One of those experts is Carnegie Mellon University scientist Adam Feinberg, another principal investigator on the project. Building on Feinberg’s groundbreaking work in 3D bioprinting the human heart, the researchers will look to scale it up in size.

“The reason we set our goal to make something that was human neonatal-sized is that one of the applications for this technology that we can envision down the road is infants that are born with severe and sometimes inoperable congenital heart disease,” Laflamme says. “We've involved paediatric cardiothoracic surgeons at SickKids hospital here in Toronto and this has really sparked their imagination about how this might be useful down the road.”

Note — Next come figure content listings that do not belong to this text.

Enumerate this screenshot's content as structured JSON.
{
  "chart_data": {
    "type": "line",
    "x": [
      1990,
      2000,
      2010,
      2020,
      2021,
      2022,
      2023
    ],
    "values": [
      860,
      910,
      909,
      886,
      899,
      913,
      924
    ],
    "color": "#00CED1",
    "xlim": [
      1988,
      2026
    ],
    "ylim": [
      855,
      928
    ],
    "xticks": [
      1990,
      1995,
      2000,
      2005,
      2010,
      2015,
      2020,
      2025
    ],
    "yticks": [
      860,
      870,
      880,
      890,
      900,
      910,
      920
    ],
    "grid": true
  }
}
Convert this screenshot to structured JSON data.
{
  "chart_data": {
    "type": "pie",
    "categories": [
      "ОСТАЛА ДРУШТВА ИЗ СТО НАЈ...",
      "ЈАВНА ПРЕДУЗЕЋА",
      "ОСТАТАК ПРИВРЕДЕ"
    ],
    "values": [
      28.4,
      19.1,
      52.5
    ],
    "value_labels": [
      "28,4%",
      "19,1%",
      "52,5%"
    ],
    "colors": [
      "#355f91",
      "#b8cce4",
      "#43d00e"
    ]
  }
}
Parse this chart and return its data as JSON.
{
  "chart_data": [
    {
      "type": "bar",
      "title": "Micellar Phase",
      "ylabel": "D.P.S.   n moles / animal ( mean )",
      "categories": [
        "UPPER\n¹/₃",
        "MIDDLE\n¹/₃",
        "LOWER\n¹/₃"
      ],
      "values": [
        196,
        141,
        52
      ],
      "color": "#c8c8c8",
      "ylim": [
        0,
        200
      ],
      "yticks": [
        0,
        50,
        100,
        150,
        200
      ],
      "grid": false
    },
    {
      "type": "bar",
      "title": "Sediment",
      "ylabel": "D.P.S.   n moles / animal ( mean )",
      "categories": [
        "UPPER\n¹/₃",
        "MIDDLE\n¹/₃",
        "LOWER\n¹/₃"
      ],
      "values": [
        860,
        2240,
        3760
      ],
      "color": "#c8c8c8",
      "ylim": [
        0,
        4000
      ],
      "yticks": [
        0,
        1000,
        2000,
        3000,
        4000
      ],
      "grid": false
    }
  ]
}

Many people don't know that Canada is where stem cells were discovered, here in Toronto, so we've always kind of punched above our weight in stem cell biology.

About 1 in 80-100 Canadian children are born with congenital heart disease. About 90% of these children survive to adulthood.

A big emphasis of the program is getting the research into position for a clinical trial. This includes careful oversight of data collection right from the very beginning by experts like Terrence Yao, a cardiac surgeon at Toronto General who has led past clinical trials, including clinical trials that were related to cardiac stem cell biology.

“We think we have some strategic advantages, in part because of the large depth of experience in stem cell biology in Canada,” Laflamme says. “Many people don't know that Canada is where stem cells were discovered, here in Toronto, so we've always kind of punched above our weight in stem cell biology.”

Working across international borders and across disciplines comes with some challenges, Laflamme acknowledges.

“But everybody’s really excited to come together and roll up their sleeves and get working on this,” he says.